Two New Tools that Tame the Treachery of Files
Parsing is hard, even when a file format is well specified. But when the specification is ambiguous, it leads to unintended and strange parser and interpreter behaviors that make file formats susceptible to security vulnerabilities. What if we could automatically generate a “safe” subset of any file format, along with an associated, verified parser? That’s our collective goal in Dr. Sergey Bratus’s DARPA SafeDocs program.
But wait—why is parsing hard in the first place? Design decisions like embedded scripting languages, complex context-sensitive grammars, and object models that allow arbitrary dependencies between objects may have looked like good ways to enrich a format, but they increase the attack surface of a parser, leading to forgotten or bypassed security checks, denial of service, privacy leakage, information hiding, and even hidden malicious payloads.
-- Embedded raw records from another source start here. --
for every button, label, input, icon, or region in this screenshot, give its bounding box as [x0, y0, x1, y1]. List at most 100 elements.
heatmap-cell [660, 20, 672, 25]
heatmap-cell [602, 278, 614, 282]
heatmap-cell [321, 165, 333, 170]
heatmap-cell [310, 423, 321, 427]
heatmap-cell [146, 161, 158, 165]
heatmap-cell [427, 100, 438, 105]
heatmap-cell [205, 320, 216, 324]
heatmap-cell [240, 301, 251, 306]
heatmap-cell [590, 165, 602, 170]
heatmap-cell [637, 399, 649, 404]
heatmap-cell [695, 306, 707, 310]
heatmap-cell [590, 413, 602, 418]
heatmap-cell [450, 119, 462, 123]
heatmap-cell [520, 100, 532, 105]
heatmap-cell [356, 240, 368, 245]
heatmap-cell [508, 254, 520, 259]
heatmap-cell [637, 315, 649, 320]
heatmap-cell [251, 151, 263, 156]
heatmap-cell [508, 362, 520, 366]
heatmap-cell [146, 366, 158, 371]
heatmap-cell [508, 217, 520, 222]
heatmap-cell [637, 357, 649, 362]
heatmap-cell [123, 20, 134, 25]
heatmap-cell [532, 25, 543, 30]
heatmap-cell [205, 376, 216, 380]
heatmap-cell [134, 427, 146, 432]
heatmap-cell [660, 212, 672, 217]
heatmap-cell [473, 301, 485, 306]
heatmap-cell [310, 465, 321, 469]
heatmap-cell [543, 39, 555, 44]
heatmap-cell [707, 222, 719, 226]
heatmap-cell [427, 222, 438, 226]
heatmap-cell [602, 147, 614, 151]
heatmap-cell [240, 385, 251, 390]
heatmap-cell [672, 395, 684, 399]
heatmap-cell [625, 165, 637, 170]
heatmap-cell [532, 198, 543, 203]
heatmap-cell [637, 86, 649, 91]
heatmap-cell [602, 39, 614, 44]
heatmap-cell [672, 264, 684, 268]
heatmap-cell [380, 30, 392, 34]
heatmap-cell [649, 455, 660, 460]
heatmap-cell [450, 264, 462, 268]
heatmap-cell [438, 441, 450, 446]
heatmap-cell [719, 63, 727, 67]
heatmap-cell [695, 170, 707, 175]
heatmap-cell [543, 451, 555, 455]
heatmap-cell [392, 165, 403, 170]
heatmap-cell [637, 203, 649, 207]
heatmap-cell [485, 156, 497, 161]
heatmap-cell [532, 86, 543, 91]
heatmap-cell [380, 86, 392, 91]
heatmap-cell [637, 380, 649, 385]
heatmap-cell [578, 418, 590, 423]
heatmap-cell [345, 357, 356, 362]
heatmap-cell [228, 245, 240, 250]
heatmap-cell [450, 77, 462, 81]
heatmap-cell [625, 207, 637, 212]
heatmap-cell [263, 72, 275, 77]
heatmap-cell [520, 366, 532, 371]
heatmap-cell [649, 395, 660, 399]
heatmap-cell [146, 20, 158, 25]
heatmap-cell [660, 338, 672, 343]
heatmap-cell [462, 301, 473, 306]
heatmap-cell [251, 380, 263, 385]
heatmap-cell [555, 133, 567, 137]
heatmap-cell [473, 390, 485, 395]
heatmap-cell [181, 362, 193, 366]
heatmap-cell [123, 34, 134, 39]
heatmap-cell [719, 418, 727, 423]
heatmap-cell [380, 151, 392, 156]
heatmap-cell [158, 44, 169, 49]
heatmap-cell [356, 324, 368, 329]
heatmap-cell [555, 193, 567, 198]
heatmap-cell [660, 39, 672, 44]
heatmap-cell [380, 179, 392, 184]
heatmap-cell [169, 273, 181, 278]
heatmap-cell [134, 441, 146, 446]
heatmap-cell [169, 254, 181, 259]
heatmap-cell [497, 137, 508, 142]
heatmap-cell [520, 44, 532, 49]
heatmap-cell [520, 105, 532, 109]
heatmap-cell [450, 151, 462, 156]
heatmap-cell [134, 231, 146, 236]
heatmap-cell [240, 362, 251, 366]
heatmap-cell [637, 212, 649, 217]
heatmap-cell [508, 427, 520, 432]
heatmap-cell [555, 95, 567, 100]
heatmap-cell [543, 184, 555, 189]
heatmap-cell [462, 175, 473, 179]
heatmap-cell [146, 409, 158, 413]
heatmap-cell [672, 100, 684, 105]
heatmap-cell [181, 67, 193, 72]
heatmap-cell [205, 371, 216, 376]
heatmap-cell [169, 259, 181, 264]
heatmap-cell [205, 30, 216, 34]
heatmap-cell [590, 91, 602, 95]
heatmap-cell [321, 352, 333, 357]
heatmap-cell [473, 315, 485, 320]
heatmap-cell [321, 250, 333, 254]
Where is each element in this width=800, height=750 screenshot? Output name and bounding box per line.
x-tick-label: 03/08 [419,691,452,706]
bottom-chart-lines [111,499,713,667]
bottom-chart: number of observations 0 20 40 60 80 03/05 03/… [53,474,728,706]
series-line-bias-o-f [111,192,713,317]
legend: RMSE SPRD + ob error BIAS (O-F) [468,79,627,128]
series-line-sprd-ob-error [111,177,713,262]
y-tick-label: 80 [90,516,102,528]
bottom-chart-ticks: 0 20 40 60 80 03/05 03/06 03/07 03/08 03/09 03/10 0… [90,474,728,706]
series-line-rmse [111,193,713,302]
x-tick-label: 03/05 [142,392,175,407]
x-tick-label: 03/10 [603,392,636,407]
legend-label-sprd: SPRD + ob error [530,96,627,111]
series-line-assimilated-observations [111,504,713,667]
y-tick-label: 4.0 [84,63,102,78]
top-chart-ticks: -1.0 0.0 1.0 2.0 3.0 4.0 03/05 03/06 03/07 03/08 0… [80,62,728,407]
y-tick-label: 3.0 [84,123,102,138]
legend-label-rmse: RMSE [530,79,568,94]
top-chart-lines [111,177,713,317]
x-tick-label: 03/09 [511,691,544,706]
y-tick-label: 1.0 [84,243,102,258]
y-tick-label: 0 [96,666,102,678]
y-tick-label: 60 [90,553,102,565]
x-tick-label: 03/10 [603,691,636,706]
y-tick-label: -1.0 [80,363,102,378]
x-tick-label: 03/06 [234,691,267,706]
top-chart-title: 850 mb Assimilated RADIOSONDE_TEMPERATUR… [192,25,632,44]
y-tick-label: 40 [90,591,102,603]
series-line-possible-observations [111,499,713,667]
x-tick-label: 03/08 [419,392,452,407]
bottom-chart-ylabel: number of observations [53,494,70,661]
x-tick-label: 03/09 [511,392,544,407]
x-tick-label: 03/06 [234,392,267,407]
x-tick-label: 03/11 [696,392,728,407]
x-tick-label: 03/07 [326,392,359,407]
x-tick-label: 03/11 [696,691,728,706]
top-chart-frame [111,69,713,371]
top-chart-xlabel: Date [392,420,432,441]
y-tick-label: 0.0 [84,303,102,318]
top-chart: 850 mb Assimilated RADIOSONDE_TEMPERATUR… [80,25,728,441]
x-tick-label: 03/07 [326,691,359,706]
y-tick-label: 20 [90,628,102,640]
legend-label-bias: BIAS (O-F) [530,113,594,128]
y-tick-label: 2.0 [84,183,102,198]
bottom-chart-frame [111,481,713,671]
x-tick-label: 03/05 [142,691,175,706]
Two examples of this problem are polyglots and schizophrenic files. Polyglots are files that can be validly interpreted as two different formats. Have you ever read a PDF file and then been astonished to discover that it is also a valid ZIP file? Or edited an HTML file only to discover that it is also a Ruby script? Congratulations, you discovered a polyglot. This is not to be confused with schizophrenic files: That’s when two parsers interpret the same file in different ways, e.g., your PDF displays different content depending on whether you opened it in Adobe Acrobat or Foxit Reader, or your HTML page renders differently between Chrome and Internet Explorer.